AI text detectors use several statistical signals that differ between human and LLM writing:
| Signal | What It Measures | Human Pattern | LLM Pattern |
|---|---|---|---|
| Perplexity | How “surprising” the word choices are | High variability | Low — LLMs choose predictable tokens |
| Burstiness | Variation in sentence length and complexity | High bursts | Uniformly smooth |
| Token distribution | Which words and phrases appear, how often | Idiosyncratic | Close to training distribution |
| Entropy | Randomness of the text | Higher | Lower (over long runs) |
The classifier combines these signals in a logistic regression or lightweight neural model, producing a probability between 0% (confidently human) and 100% (confidently AI).
What Are Common Use Cases?
- Education: Teachers and professors screen essay submissions to flag potential AI assistance for further review.
- Publishing: Book editors and magazine fact-checkers verify that freelance submissions are original human writing.
- Journalism: Reporters check quotes and contributed articles before publication.
- Content marketing: Agencies auditing content libraries for AI-generated posts that may violate platform policies.
- Legal and compliance: Law firms reviewing AI-use policies screen documents for LLM authorship.
- HR: Recruiters checking cover letters and work-sample submissions for AI generation.
Frequently Asked Questions
Is this useful if a student only used AI to “help” with their essay?
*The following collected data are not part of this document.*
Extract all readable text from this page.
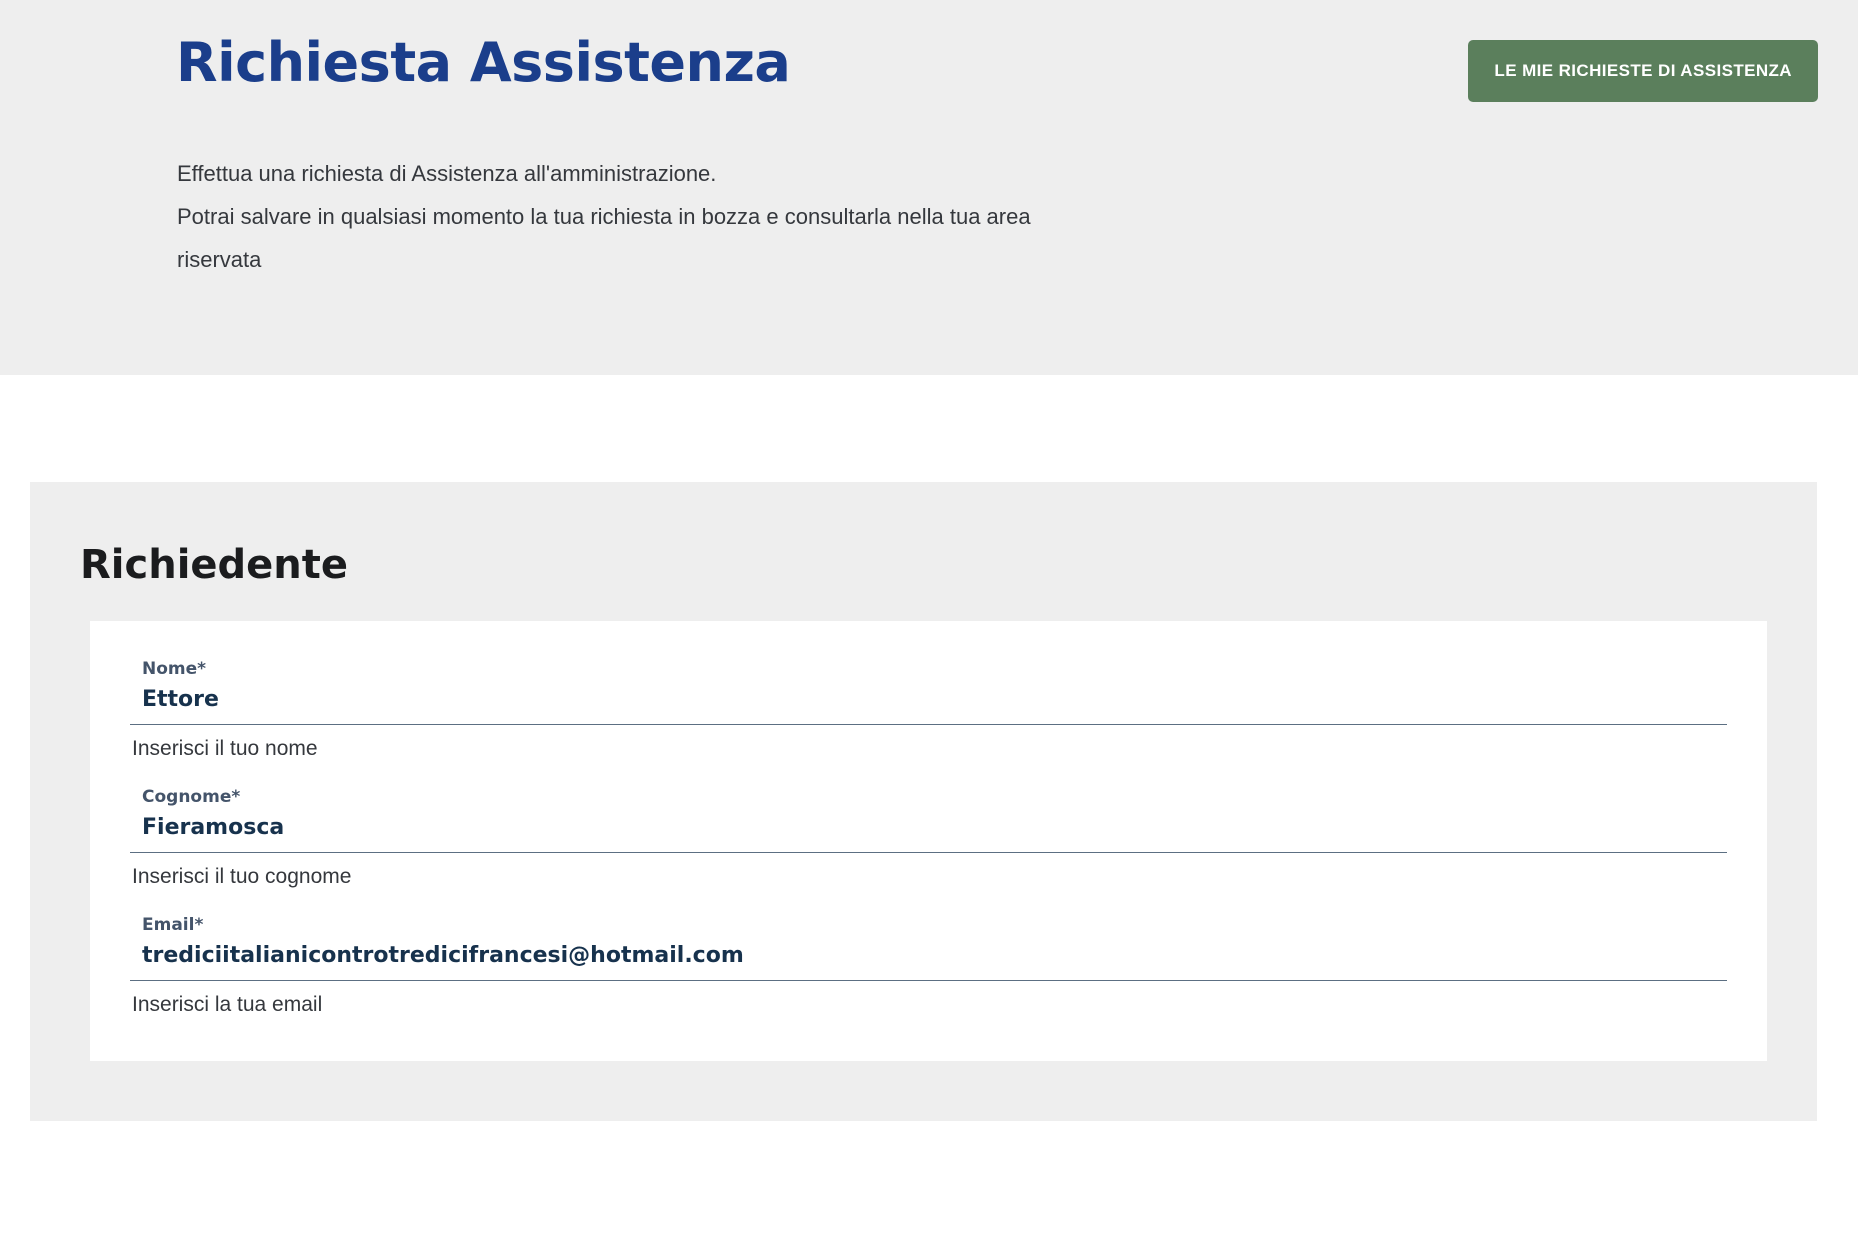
Richiesta Assistenza

Effettua una richiesta di Assistenza all'amministrazione.

Potrai salvare in qualsiasi momento la tua richiesta in bozza e consultarla nella tua area

riservata

LE MIE RICHIESTE DI ASSISTENZA
Richiedente
Nome*
Ettore
Inserisci il tuo nome
Cognome*
Fieramosca
Inserisci il tuo cognome
Email*
trediciitalianicontrotredicifrancesi@hotmail.com
Inserisci la tua email
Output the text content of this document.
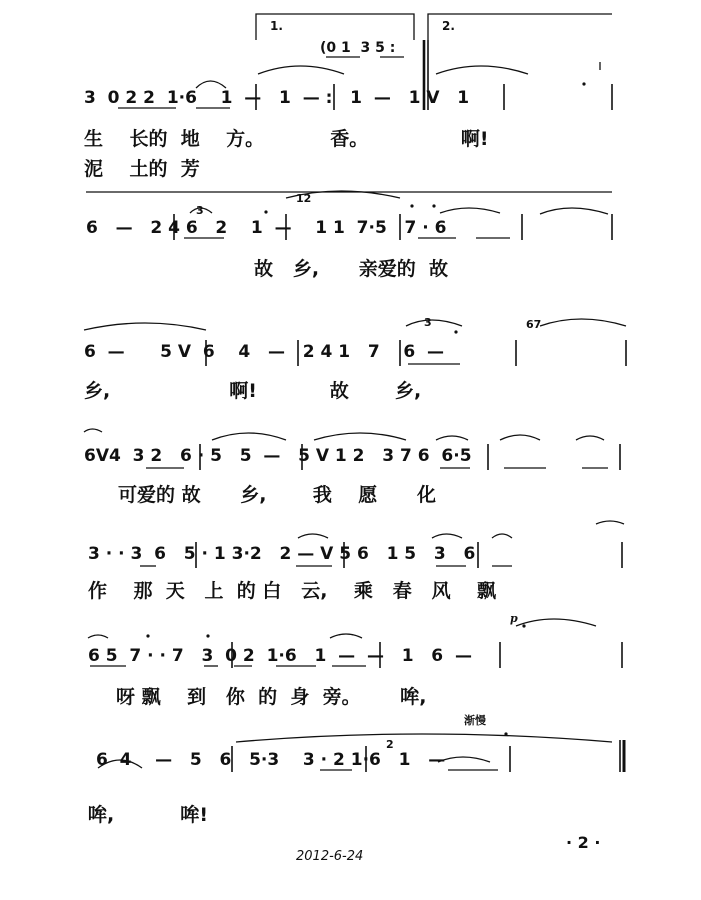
1.	2.
(0 1  3 5 :
3  0 2 2  1·6    1  —   1  — :   1  —   1 V   1
生    长的  地    方。          香。              啊!
泥    土的  芳
12
3
6   —   2 4 6   2    1  —    1 1  7·5   7 · 6
故   乡,      亲爱的  故
67
3
6  —      5 V  6    4   —   2 4 1   7    6  —
乡,                  啊!           故       乡,
6V4  3 2   6 · 5   5  —   5 V 1 2   3 7 6  6·5
可爱的 故      乡,       我    愿      化
3 · · 3  6   5 · 1 3·2   2 — V 5 6   1 5   3   6
作    那  天   上  的 白   云,    乘   春   风    飘
p
6 5  7 · · 7   3  0 2  1·6   1  —  —   1   6  —
呀 飘    到   你  的  身  旁。      哞,
渐慢
2
6  4    —   5   6   5·3    3 · 2 1·6   1   —
哞,          哞!
· 2 ·
2012-6-24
Mixed human/AI text is the hardest case for any detector. If someone writes a draft and uses AI to improve specific sentences, the output may score anywhere from 20% to 70%. A high score is more meaningful when the text shows other signs: uniform sentence structure, generic arguments, missing personal voice.
What does “burstiness” mean in human writing? Human writers naturally vary their sentence length dramatically — a short punchy sentence followed by a complex multi-clause one. LLMs tend to produce text with much more uniform sentence length and complexity, making the rhythm feel “flat.” This statistical regularity is one of the strongest AI signals.
Can this detect AI writing in languages other than English? The classifier is primarily trained on English-language corpora. Detection accuracy in other languages is substantially lower and should not be relied upon. For non-English text, use a detector specifically trained on that language.
Why do different AI detectors give different scores for the same text? Each tool uses a different underlying model, training data, and decision threshold. Disagreement across tools is common, especially in the 40–75% range. When tools disagree significantly, treat the text as ambiguous rather than AI-authored.